Edison did not improve on his design but Alexander Graham Bell invented an improved phonograph using wax cylinders in 1880.
1893 👉🏼 Cowboy Bill Pickett invents bulldogging, the skill of grabbing cattle by the horns and wrestling them to the ground
1896 👉🏼 1st edition of London Daily Mail (halfpenny)
1904 👉🏼 Construction begins by the United States on the Panama Canal
1945 👉🏼 German forces in Denmark, Norway and the Netherlands surrender unconditionally to British Field Marshal Bernard Montgomery at Luneburg Heath.
“Monty” was appointed to lead the British 8th Army in North Africa in 1942 and won the pivotal Battle of El Alamein.
He subsequently commanded the 8th Army in Sicily and Italy before assisting in the planning for the D-Day invasion in Normandy.
He was in command of all Allied ground forces during Operation Overlord from the initial landings until after the Battle of Normandy. He also commanded the failed Allied airborne assault into the Netherlands, codenamed Operation Market Garden, and accepted the surrender of German forces on this day in Northern Europe at Luneburg Heath.
1972 👉🏼 “The Don’t Make A Wave Committee,” a fledgling environmental organization founded in Canada in 1971, officially changes its name to the “Greenpeace Foundation”
1979 👉🏼 Margaret Thatcher becomes the first woman to be elected Prime Minister of the United Kingdom
1990 👉🏼 Electric chair malfunctions in Florida, leading states to change execution methods.

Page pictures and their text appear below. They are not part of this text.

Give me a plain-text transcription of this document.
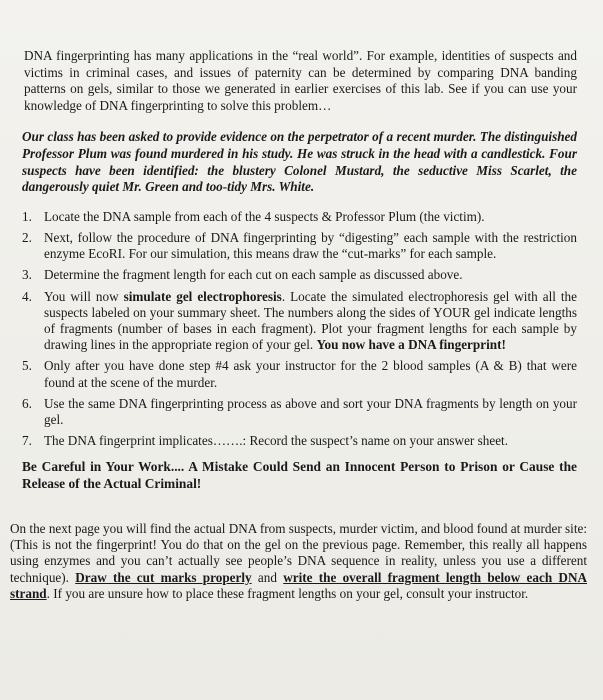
DNA fingerprinting has many applications in the “real world”. For example, identities of suspects and victims in criminal cases, and issues of paternity can be determined by comparing DNA banding patterns on gels, similar to those we generated in earlier exercises of this lab. See if you can use your knowledge of DNA fingerprinting to solve this problem…

Our class has been asked to provide evidence on the perpetrator of a recent murder. The distinguished Professor Plum was found murdered in his study. He was struck in the head with a candlestick. Four suspects have been identified: the blustery Colonel Mustard, the seductive Miss Scarlet, the dangerously quiet Mr. Green and too-tidy Mrs. White.

1. Locate the DNA sample from each of the 4 suspects & Professor Plum (the victim).
2. Next, follow the procedure of DNA fingerprinting by “digesting” each sample with the restriction enzyme EcoRI. For our simulation, this means draw the “cut-marks” for each sample.
3. Determine the fragment length for each cut on each sample as discussed above.
4. You will now simulate gel electrophoresis. Locate the simulated electrophoresis gel with all the suspects labeled on your summary sheet. The numbers along the sides of YOUR gel indicate lengths of fragments (number of bases in each fragment). Plot your fragment lengths for each sample by drawing lines in the appropriate region of your gel. You now have a DNA fingerprint!
5. Only after you have done step #4 ask your instructor for the 2 blood samples (A & B) that were found at the scene of the murder.
6. Use the same DNA fingerprinting process as above and sort your DNA fragments by length on your gel.
7. The DNA fingerprint implicates…….: Record the suspect’s name on your answer sheet.

Be Careful in Your Work.... A Mistake Could Send an Innocent Person to Prison or Cause the Release of the Actual Criminal!

On the next page you will find the actual DNA from suspects, murder victim, and blood found at murder site: (This is not the fingerprint! You do that on the gel on the previous page. Remember, this really all happens using enzymes and you can’t actually see people’s DNA sequence in reality, unless you use a different technique). Draw the cut marks properly and write the overall fragment length below each DNA strand. If you are unsure how to place these fragment lengths on your gel, consult your instructor.
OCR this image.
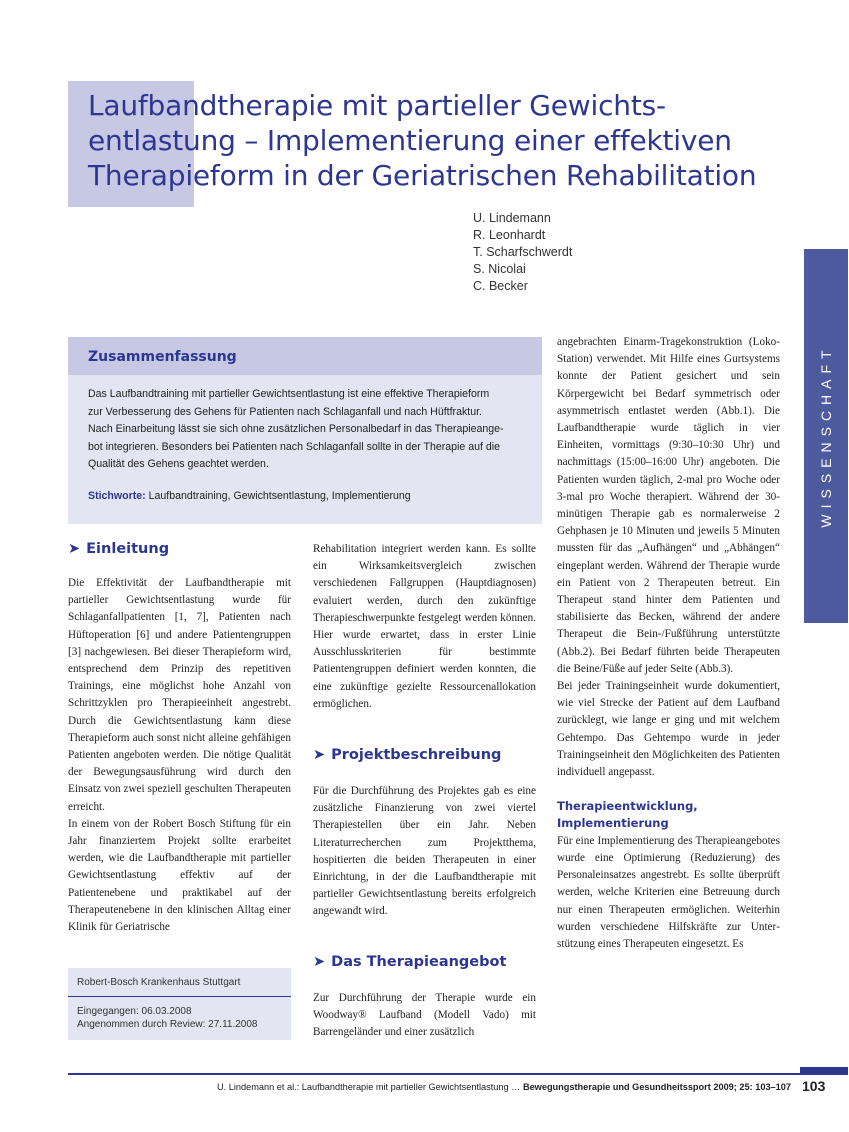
Laufbandtherapie mit partieller Gewichts-
entlastung – Implementierung einer effektiven
Therapieform in der Geriatrischen Rehabilitation
U. Lindemann
R. Leonhardt
T. Scharfschwerdt
S. Nicolai
C. Becker
WISSENSCHAFT
Zusammenfassung
Das Laufbandtraining mit partieller Gewichtsentlastung ist eine effektive Therapieform
zur Verbesserung des Gehens für Patienten nach Schlaganfall und nach Hüftfraktur.
Nach Einarbeitung lässt sie sich ohne zusätzlichen Personalbedarf in das Therapieange-
bot integrieren. Besonders bei Patienten nach Schlaganfall sollte in der Therapie auf die
Qualität des Gehens geachtet werden.
Stichworte: Laufbandtraining, Gewichtsentlastung, Implementierung
➤ Einleitung

Die Effektivität der Laufbandtherapie mit partieller Gewichtsentlastung wurde für Schlaganfallpatienten [1, 7], Patienten nach Hüftoperation [6] und andere Patientengruppen [3] nachgewiesen. Bei dieser Therapieform wird, entsprechend dem Prinzip des repetitiven Trainings, eine möglichst hohe Anzahl von Schrittzyklen pro Therapieeinheit angestrebt. Durch die Gewichtsentlastung kann diese Therapieform auch sonst nicht alleine gehfähigen Patienten angeboten werden. Die nötige Qualität der Bewegungsausführung wird durch den Einsatz von zwei speziell geschulten Therapeuten erreicht.

In einem von der Robert Bosch Stiftung für ein Jahr finanziertem Projekt sollte erarbeitet werden, wie die Laufbandtherapie mit partieller Gewichtsentlastung effektiv auf der Patientenebene und praktikabel auf der Therapeutenebene in den klinischen Alltag einer Klinik für Geriatrische

Robert-Bosch Krankenhaus Stuttgart
Eingegangen: 06.03.2008
Angenommen durch Review: 27.11.2008

Rehabilitation integriert werden kann. Es sollte ein Wirksamkeitsvergleich zwischen verschiedenen Fallgruppen (Hauptdiagnosen) evaluiert werden, durch den zukünftige Therapieschwerpunkte festgelegt werden können. Hier wurde erwartet, dass in erster Linie Ausschlusskriterien für bestimmte Patientengruppen definiert werden konnten, die eine zukünftige gezielte Ressourcenallokation ermöglichen.

➤ Projektbeschreibung

Für die Durchführung des Projektes gab es eine zusätzliche Finanzierung von zwei viertel Therapiestellen über ein Jahr. Neben Literaturrecherchen zum Projektthema, hospitierten die beiden Therapeuten in einer Einrichtung, in der die Laufbandtherapie mit partieller Gewichtsentlastung bereits erfolgreich angewandt wird.

➤ Das Therapieangebot

Zur Durchführung der Therapie wurde ein Woodway® Laufband (Modell Vado) mit Barrengeländer und einer zusätzlich

angebrachten Einarm-Tragekonstruktion (Loko-Station) verwendet. Mit Hilfe eines Gurtsystems konnte der Patient gesichert und sein Körpergewicht bei Bedarf symmetrisch oder asymmetrisch entlastet werden (Abb.1). Die Laufbandtherapie wurde täglich in vier Einheiten, vormittags (9:30–10:30 Uhr) und nachmittags (15:00–16:00 Uhr) angeboten. Die Patienten wurden täglich, 2-mal pro Woche oder 3-mal pro Woche therapiert. Während der 30-minütigen Therapie gab es normalerweise 2 Gehphasen je 10 Minuten und jeweils 5 Minuten mussten für das „Aufhängen“ und „Abhängen“ eingeplant werden. Während der Therapie wurde ein Patient von 2 Therapeuten betreut. Ein Therapeut stand hinter dem Patienten und stabilisierte das Becken, während der andere Therapeut die Bein-/Fußführung unterstützte (Abb.2). Bei Bedarf führten beide Therapeuten die Beine/Füße auf jeder Seite (Abb.3).

Bei jeder Trainingseinheit wurde dokumentiert, wie viel Strecke der Patient auf dem Laufband zurücklegt, wie lange er ging und mit welchem Gehtempo. Das Gehtempo wurde in jeder Trainingseinheit den Möglichkeiten des Patienten individuell angepasst.

Therapieentwicklung,
Implementierung

Für eine Implementierung des Therapieangebotes wurde eine Optimierung (Reduzierung) des Personaleinsatzes angestrebt. Es sollte überprüft werden, welche Kriterien eine Betreuung durch nur einen Therapeuten ermöglichen. Weiterhin wurden verschiedene Hilfskräfte zur Unterstützung eines Therapeuten eingesetzt. Es

U. Lindemann et al.: Laufbandtherapie mit partieller Gewichtsentlastung … Bewegungstherapie und Gesundheitssport 2009; 25: 103–107 103
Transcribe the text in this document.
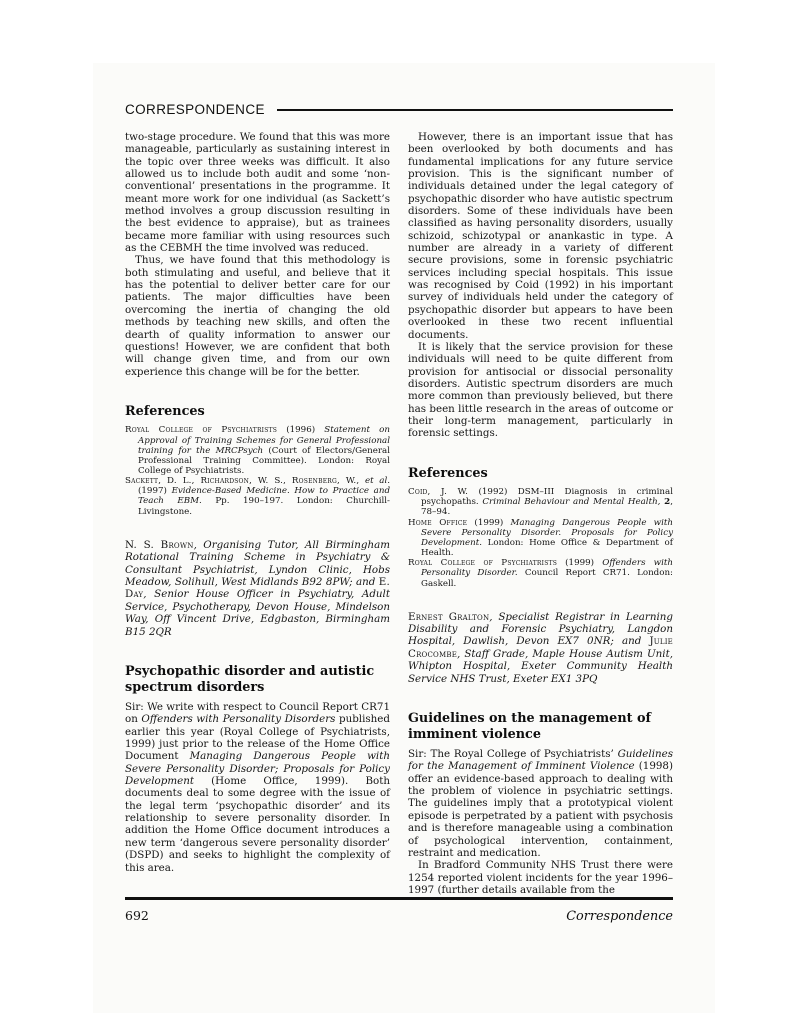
CORRESPONDENCE

two-stage procedure. We found that this was more manageable, particularly as sustaining interest in the topic over three weeks was difficult. It also allowed us to include both audit and some ‘non-conventional’ presentations in the programme. It meant more work for one individual (as Sackett’s method involves a group discussion resulting in the best evidence to appraise), but as trainees became more familiar with using resources such as the CEBMH the time involved was reduced.

Thus, we have found that this methodology is both stimulating and useful, and believe that it has the potential to deliver better care for our patients. The major difficulties have been overcoming the inertia of changing the old methods by teaching new skills, and often the dearth of quality information to answer our questions! However, we are confident that both will change given time, and from our own experience this change will be for the better.

References

Royal College of Psychiatrists (1996) Statement on Approval of Training Schemes for General Professional training for the MRCPsych (Court of Electors/General Professional Training Committee). London: Royal College of Psychiatrists.

Sackett, D. L., Richardson, W. S., Rosenberg, W., et al. (1997) Evidence-Based Medicine. How to Practice and Teach EBM. Pp. 190–197. London: Churchill-Livingstone.

N. S. Brown, Organising Tutor, All Birmingham Rotational Training Scheme in Psychiatry & Consultant Psychiatrist, Lyndon Clinic, Hobs Meadow, Solihull, West Midlands B92 8PW; and E. Day, Senior House Officer in Psychiatry, Adult Service, Psychotherapy, Devon House, Mindelson Way, Off Vincent Drive, Edgbaston, Birmingham B15 2QR

Psychopathic disorder and autistic spectrum disorders

Sir: We write with respect to Council Report CR71 on Offenders with Personality Disorders published earlier this year (Royal College of Psychiatrists, 1999) just prior to the release of the Home Office Document Managing Dangerous People with Severe Personality Disorder; Proposals for Policy Development (Home Office, 1999). Both documents deal to some degree with the issue of the legal term ‘psychopathic disorder’ and its relationship to severe personality disorder. In addition the Home Office document introduces a new term ‘dangerous severe personality disorder’ (DSPD) and seeks to highlight the complexity of this area.

However, there is an important issue that has been overlooked by both documents and has fundamental implications for any future service provision. This is the significant number of individuals detained under the legal category of psychopathic disorder who have autistic spectrum disorders. Some of these individuals have been classified as having personality disorders, usually schizoid, schizotypal or anankastic in type. A number are already in a variety of different secure provisions, some in forensic psychiatric services including special hospitals. This issue was recognised by Coid (1992) in his important survey of individuals held under the category of psychopathic disorder but appears to have been overlooked in these two recent influential documents.

It is likely that the service provision for these individuals will need to be quite different from provision for antisocial or dissocial personality disorders. Autistic spectrum disorders are much more common than previously believed, but there has been little research in the areas of outcome or their long-term management, particularly in forensic settings.

References

Coid, J. W. (1992) DSM–III Diagnosis in criminal psychopaths. Criminal Behaviour and Mental Health, 2, 78–94.

Home Office (1999) Managing Dangerous People with Severe Personality Disorder. Proposals for Policy Development. London: Home Office & Department of Health.

Royal College of Psychiatrists (1999) Offenders with Personality Disorder. Council Report CR71. London: Gaskell.

Ernest Gralton, Specialist Registrar in Learning Disability and Forensic Psychiatry, Langdon Hospital, Dawlish, Devon EX7 0NR; and Julie Crocombe, Staff Grade, Maple House Autism Unit, Whipton Hospital, Exeter Community Health Service NHS Trust, Exeter EX1 3PQ

Guidelines on the management of imminent violence

Sir: The Royal College of Psychiatrists’ Guidelines for the Management of Imminent Violence (1998) offer an evidence-based approach to dealing with the problem of violence in psychiatric settings. The guidelines imply that a prototypical violent episode is perpetrated by a patient with psychosis and is therefore manageable using a combination of psychological intervention, containment, restraint and medication.

In Bradford Community NHS Trust there were 1254 reported violent incidents for the year 1996–1997 (further details available from the

692	Correspondence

Jesse Tafero is executed in Florida after his electric chair malfunctions three times, causing flames to leap from his head. Tafero’s death sparked a new debate on humane methods of execution. Several states ceased use of the electric chair and adopted lethal injection as their means of capital punishment.
As the 20th century came to an end, some states were having difficulty finding experienced executioners while others were unable to find technicians who could repair electric chairs. The move toward lethal injection was also problematic since there were few qualified people who knew how to construct a proper system. If done incorrectly, an injection containing a combination of a paralytic drug and a lethal dose of potassium chloride can paralyze an inmate and result in a painful death.